Stephen Cheng, HONOR Philippines' vice president, recalls the early days with a kind of disbelief. When the X9a landed, the team had hope and confidence in their engineering, but no certainty of success. "We did not let the success get into our heads," he said. "We just thought it was beginner's luck." So they built the X9b 5G. It was another massive hit. Then came the X9c 5G in 2024—their biggest achievement yet, surpassing everything from the previous two years combined.

The X9 series became known for one thing above all: it could take a beating. The phones were engineered to survive drops that would destroy ordinary devices. What began as a marketing stunt—a simple five-foot fall test—evolved into something more theatrical and more extreme. The company pushed the envelope each year, testing from greater heights, in more dramatic circumstances. By the time the X9c arrived, HONOR was dropping phones from a helicopter, hundreds of feet above the ground, filming the impact and the survival.

These weren't abstract demonstrations. They were public spectacles designed to prove a point: this phone would not break when you dropped it. In a market crowded with forgettable devices, durability became HONOR's calling card. The tests went viral. People watched them. People talked about them. People bought the phones.

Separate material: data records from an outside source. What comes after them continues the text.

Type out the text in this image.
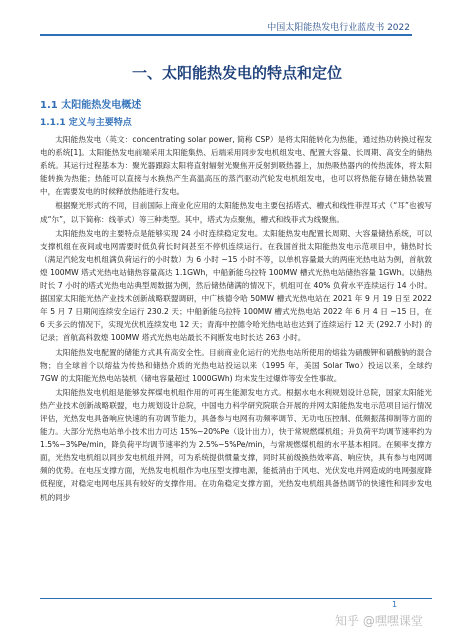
中国太阳能热发电行业蓝皮书 2022
一、太阳能热发电的特点和定位
1.1 太阳能热发电概述
1.1.1 定义与主要特点

太阳能热发电（英文：concentrating solar power, 简称 CSP）是将太阳能转化为热能，通过热功转换过程发电的系统[1]。太阳能热发电前端采用太阳能集热、后端采用同步发电机组发电、配置大容量、长周期、高安全的储热系统。其运行过程基本为：聚光器跟踪太阳将直射辐射光聚焦开反射到吸热器上，加热吸热器内的传热流体，将太阳能转换为热能；热能可以直接与水换热产生高温高压的蒸汽驱动汽轮发电机组发电，也可以将热能存储在储热装置中，在需要发电的时候释放热能进行发电。

根据聚光形式的不同，目前国际上商业化应用的太阳能热发电主要包括塔式、槽式和线性菲涅耳式（“耳”也被写成“尔”，以下简称：线菲式）等三种类型。其中，塔式为点聚焦，槽式和线菲式为线聚焦。

太阳能热发电的主要特点是能够实现 24 小时连续稳定发电。太阳能热发电配置长周期、大容量储热系统，可以支撑机组在夜间或电网需要时低负荷长时间甚至不停机连续运行。在我国首批太阳能热发电示范项目中，储热时长（满足汽轮发电机组满负荷运行的小时数）为 6 小时 ~15 小时不等，以单机容量最大的两座光热电站为例，首航敦煌 100MW 塔式光热电站储热容量高达 1.1GWh，中船新能乌拉特 100MW 槽式光热电站储热容量 1GWh。以储热时长 7 小时的塔式光热电站典型周数据为例，然后储热储满的情况下，机组可在 40% 负荷水平连续运行 14 小时。据国家太阳能光热产业技术创新战略联盟调研，中广核德令哈 50MW 槽式光热电站在 2021 年 9 月 19 日至 2022 年 5 月 7 日期间连续安全运行 230.2 天；中船新能乌拉特 100MW 槽式光热电站 2022 年 6 月 4 日 ~15 日，在 6 天多云的情况下，实现光伏机连续发电 12 天；青海中控德令哈光热电站也达到了连续运行 12 天 (292.7 小时) 的记录；首航高科敦煌 100MW 塔式光热电站最长不间断发电时长达 263 小时。

太阳能热发电配置的储能方式具有高安全性。目前商业化运行的光热电站所使用的熔盐为硝酸钾和硝酸钠的混合物；自全球首个以熔盐为传热和储热介质的光热电站投运以来（1995 年，美国 Solar Two）投运以来，全球约 7GW 的太阳能光热电站装机（储电容量超过 1000GWh) 均未发生过爆炸等安全性事故。

太阳能热发电机组是能够发挥煤电机组作用的可再生能源发电方式。根据水电水利规划设计总院，国家太阳能光热产业技术创新战略联盟，电力规划设计总院，中国电力科学研究院联合开展的并网太阳能热发电示范项目运行情况评估，光热发电具备响应快速的有功调节能力，具备参与电网有功频率调节、无功电压控制、低频振荡抑制等方面的能力。大部分光热电站单小技术出力可达 15%~20%Pe（设计出力），快于常规燃煤机组；升负荷平均调节速率约为 1.5%~3%Pe/min，降负荷平均调节速率约为 2.5%~5%Pe/min，与常规燃煤机组的水平基本相同。在频率支撑方面，光热发电机组以同步发电机组并网，可为系统提供惯量支撑，同时其前级换热效率高、响应快，具有参与电网调频的优势。在电压支撑方面，光热发电机组作为电压型支撑电源，能抵消由于风电、光伏发电并网造成的电网强度降低程度，对稳定电网电压具有较好的支撑作用。在功角稳定支撑方面，光热发电机组具备热调节的快速性和同步发电机的同步

1
知乎 @嘿嘿课堂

Then came the moment that cemented the strategy. In 2024, HONOR organized a coordinated drop test involving 264 participants, all dropping their X9c 5G phones simultaneously. The event earned HONOR a Guinness World Record for "The Most People Performing a Mobile Phone Drop Test Simultaneously." It was a validation of the company's approach—not just marketing theater, but a credible, measurable claim backed by an official record. The message was clear: HONOR had made durability a science, and the Filipino market had noticed.

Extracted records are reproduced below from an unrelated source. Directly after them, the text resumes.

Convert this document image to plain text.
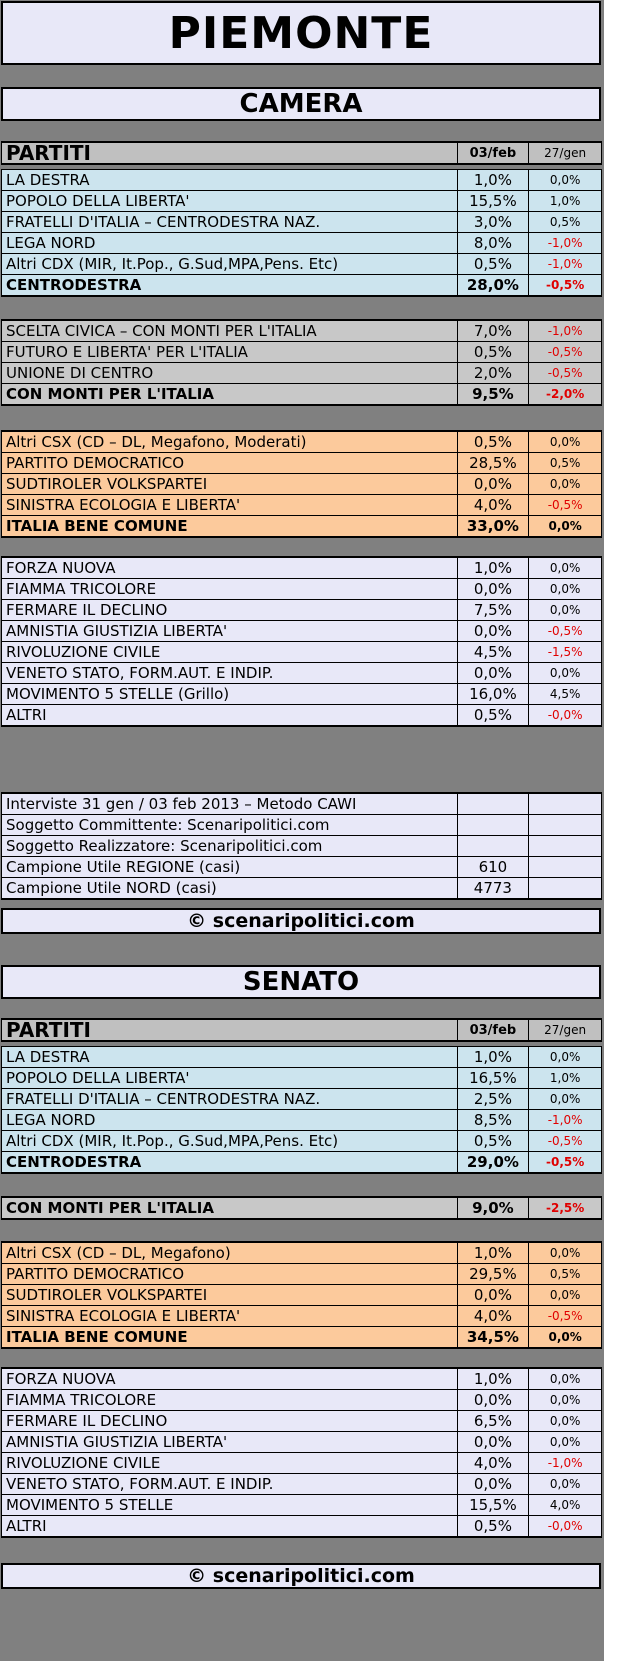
PIEMONTE
CAMERA
PARTITI	03/feb	27/gen
LA DESTRA	1,0%	0,0%
POPOLO DELLA LIBERTA'	15,5%	1,0%
FRATELLI D'ITALIA – CENTRODESTRA NAZ.	3,0%	0,5%
LEGA NORD	8,0%	-1,0%
Altri CDX (MIR, It.Pop., G.Sud,MPA,Pens. Etc)	0,5%	-1,0%
CENTRODESTRA	28,0%	-0,5%
SCELTA CIVICA – CON MONTI PER L'ITALIA	7,0%	-1,0%
FUTURO E LIBERTA' PER L'ITALIA	0,5%	-0,5%
UNIONE DI CENTRO	2,0%	-0,5%
CON MONTI PER L'ITALIA	9,5%	-2,0%
Altri CSX (CD – DL, Megafono, Moderati)	0,5%	0,0%
PARTITO DEMOCRATICO	28,5%	0,5%
SUDTIROLER VOLKSPARTEI	0,0%	0,0%
SINISTRA ECOLOGIA E LIBERTA'	4,0%	-0,5%
ITALIA BENE COMUNE	33,0%	0,0%
FORZA NUOVA	1,0%	0,0%
FIAMMA TRICOLORE	0,0%	0,0%
FERMARE IL DECLINO	7,5%	0,0%
AMNISTIA GIUSTIZIA LIBERTA'	0,0%	-0,5%
RIVOLUZIONE CIVILE	4,5%	-1,5%
VENETO STATO, FORM.AUT. E INDIP.	0,0%	0,0%
MOVIMENTO 5 STELLE (Grillo)	16,0%	4,5%
ALTRI	0,5%	-0,0%
Interviste 31 gen / 03 feb 2013 – Metodo CAWI		
Soggetto Committente: Scenaripolitici.com		
Soggetto Realizzatore: Scenaripolitici.com		
Campione Utile REGIONE (casi)	610	
Campione Utile NORD (casi)	4773	
© scenaripolitici.com
SENATO
PARTITI	03/feb	27/gen
LA DESTRA	1,0%	0,0%
POPOLO DELLA LIBERTA'	16,5%	1,0%
FRATELLI D'ITALIA – CENTRODESTRA NAZ.	2,5%	0,0%
LEGA NORD	8,5%	-1,0%
Altri CDX (MIR, It.Pop., G.Sud,MPA,Pens. Etc)	0,5%	-0,5%
CENTRODESTRA	29,0%	-0,5%
CON MONTI PER L'ITALIA	9,0%	-2,5%
Altri CSX (CD – DL, Megafono)	1,0%	0,0%
PARTITO DEMOCRATICO	29,5%	0,5%
SUDTIROLER VOLKSPARTEI	0,0%	0,0%
SINISTRA ECOLOGIA E LIBERTA'	4,0%	-0,5%
ITALIA BENE COMUNE	34,5%	0,0%
FORZA NUOVA	1,0%	0,0%
FIAMMA TRICOLORE	0,0%	0,0%
FERMARE IL DECLINO	6,5%	0,0%
AMNISTIA GIUSTIZIA LIBERTA'	0,0%	0,0%
RIVOLUZIONE CIVILE	4,0%	-1,0%
VENETO STATO, FORM.AUT. E INDIP.	0,0%	0,0%
MOVIMENTO 5 STELLE	15,5%	4,0%
ALTRI	0,5%	-0,0%
© scenaripolitici.com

Cheng acknowledged the pressure that comes with success. "One can only think about how we can even top the past three generations," he said. "We must admit, it has become a challenge at this point." But he also expressed confidence. The company has technology and talent. The challenge, he suggested, is a good one to have. He hinted that announcements are coming, that HONOR has been planning something for months. The question hanging in the air is whether the company can sustain the momentum—whether the next X9 iteration can surprise the market the way its predecessors did, or whether the formula has finally reached its limit.

We did not let the success get into our heads; we just thought it was beginner's luck.
— Stephen Cheng, HONOR Philippines Vice President
It has become a challenge at this point, but with the technology and talent we have at HONOR, it is indeed a good challenge.
— Stephen Cheng, HONOR Philippines Vice President
A Conversa do Hearth Outra perspectiva sobre a história
Inventor

Why did HONOR decide to make durability the centerpiece of their marketing instead of, say, camera quality or processing power?

Model

Because durability is something you can prove in public. A camera spec is a number on a sheet. A phone surviving a helicopter drop is something people watch happen in real time. It's credible in a way that marketing claims usually aren't.

Inventor

But doesn't the durability test eventually become predictable? Once people know the phone survives a drop, what's left to prove?

Model

That's exactly the challenge Cheng was describing. The first drop test was shocking. The second was expected. By the helicopter test, you're running out of heights. That's why the Guinness Record was smart—it shifted from "how high can we drop it" to "how many people can drop it at once." It's a different kind of proof.

Inventor

Do you think people actually buy the X9 because it's durable, or because they've seen the videos and the phone feels like a winner?

Model

Probably both. Durability is the reason. The videos are the permission to care about durability. Most people don't think about phone durability until they drop one. HONOR made them think about it before they bought.

Inventor

What happens next year if they can't top a helicopter drop?

Model

That's the real question. They've painted themselves into a corner. You can't go higher than a helicopter without leaving the planet. So either they find a completely new way to test durability, or they accept that the gimmick has peaked and hope the phones are good enough to sell on their own merits.